Kostygin showed up to his former post Monday with a court order, but Lenta staff, hired by Dunning, did not sign documents confirming his reinstallment.
According to Svoboda spokesman Gleb Krampets, on Tuesday, Kostygin — claiming to be empowered by Yushenko — came to the office with his lawyers and bodyguards and fired deputy director Anton Zavalkovsky.
At that point, Krampets said, a group of 15 security guards and staff used physical force to remove Kostygin and his men, breaking one of the lawyers' video cameras in the process.
However, Luna said Kostygin started his workday by giving orders to replace several employees and hire some of his relatives. Police were summoned and Kostygin and his entourage left as soon as they saw the officers.

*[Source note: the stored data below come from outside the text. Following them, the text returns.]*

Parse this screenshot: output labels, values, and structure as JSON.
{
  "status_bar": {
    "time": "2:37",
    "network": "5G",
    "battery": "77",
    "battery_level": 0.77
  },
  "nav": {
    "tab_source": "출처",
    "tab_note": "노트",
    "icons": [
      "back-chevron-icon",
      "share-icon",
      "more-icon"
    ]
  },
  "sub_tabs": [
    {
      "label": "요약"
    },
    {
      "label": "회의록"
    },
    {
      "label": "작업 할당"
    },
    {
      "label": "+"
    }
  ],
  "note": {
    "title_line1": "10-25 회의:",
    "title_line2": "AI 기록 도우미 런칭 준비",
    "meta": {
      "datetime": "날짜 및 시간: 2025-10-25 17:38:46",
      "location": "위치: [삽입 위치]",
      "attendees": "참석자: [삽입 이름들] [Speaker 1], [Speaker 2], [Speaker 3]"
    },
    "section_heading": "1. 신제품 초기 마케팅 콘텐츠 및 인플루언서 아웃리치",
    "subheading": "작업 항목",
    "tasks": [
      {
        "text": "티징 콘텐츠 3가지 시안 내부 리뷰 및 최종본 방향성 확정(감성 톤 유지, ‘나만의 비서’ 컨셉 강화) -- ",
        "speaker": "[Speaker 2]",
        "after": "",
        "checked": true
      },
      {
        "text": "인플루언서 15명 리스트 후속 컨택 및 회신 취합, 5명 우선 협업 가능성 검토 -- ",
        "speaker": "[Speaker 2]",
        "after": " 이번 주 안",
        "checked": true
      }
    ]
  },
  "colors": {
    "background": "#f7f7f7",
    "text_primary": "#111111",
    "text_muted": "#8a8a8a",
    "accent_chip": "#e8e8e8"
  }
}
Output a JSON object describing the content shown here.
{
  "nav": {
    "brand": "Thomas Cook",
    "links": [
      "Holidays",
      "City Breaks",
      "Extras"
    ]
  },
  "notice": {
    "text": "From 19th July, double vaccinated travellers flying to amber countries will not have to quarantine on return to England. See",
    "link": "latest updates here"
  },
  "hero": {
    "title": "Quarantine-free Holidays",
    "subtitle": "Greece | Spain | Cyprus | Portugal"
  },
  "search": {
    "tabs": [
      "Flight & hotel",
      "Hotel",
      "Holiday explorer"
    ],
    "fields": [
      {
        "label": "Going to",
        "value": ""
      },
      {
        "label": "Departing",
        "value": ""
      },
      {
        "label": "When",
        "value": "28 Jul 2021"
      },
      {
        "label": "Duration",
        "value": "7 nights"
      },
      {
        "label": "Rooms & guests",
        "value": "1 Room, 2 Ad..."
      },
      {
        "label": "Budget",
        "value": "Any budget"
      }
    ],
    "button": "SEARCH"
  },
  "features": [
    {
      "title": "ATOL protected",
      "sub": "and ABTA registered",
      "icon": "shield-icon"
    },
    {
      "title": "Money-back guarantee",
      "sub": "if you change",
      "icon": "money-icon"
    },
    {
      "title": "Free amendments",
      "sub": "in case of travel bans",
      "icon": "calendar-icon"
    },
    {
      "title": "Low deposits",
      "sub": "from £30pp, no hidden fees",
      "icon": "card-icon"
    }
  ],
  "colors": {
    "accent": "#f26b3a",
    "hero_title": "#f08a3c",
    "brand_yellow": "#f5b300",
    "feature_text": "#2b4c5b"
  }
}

Luna does not recognize Yushenko as having any executive powers. According to Luna's statement, e-mailed to The Moscow Times, only the board of directors can make decisions on staffing.
Lenta spokeswoman Yelena Georgobiani originally declined to comment, but later referred The Moscow Times to Luna's statement.
Luna on Tuesday also called Svoboda's buyout offer of $800 million a public relations stunt.
Luna spokesman Vladimir Melnikov accused Svoboda of trying to influence public opinion by leaking information to the press.
"We will not play this game," Melnikov said. "If you really want to make a deal you don't go to Kommersant and tell them everything beforehand."
Svoboda genuinely wanted the deal to go through to put an end to the conflict, Krampets said.
Richard Wallis, spokesman for the European Bank for Reconstruction and Development, which owns 11 percent of the company, said Lenta's business is unaffected by the conflict. Luna echoed the comment.
Lenta has 37 stores and had an annual turnover in 2010 of about $1.8 billion.
"Shareholder conflict is never good, but Lenta remains a leader," Wallis said. "It offers good services, good prices."
Shareholder disagreements are not uncommon in Russia. Currently, mining giant Norilsk Nickel and telecoms holding VimpelCom have significant, though less physical, shareholder disputes.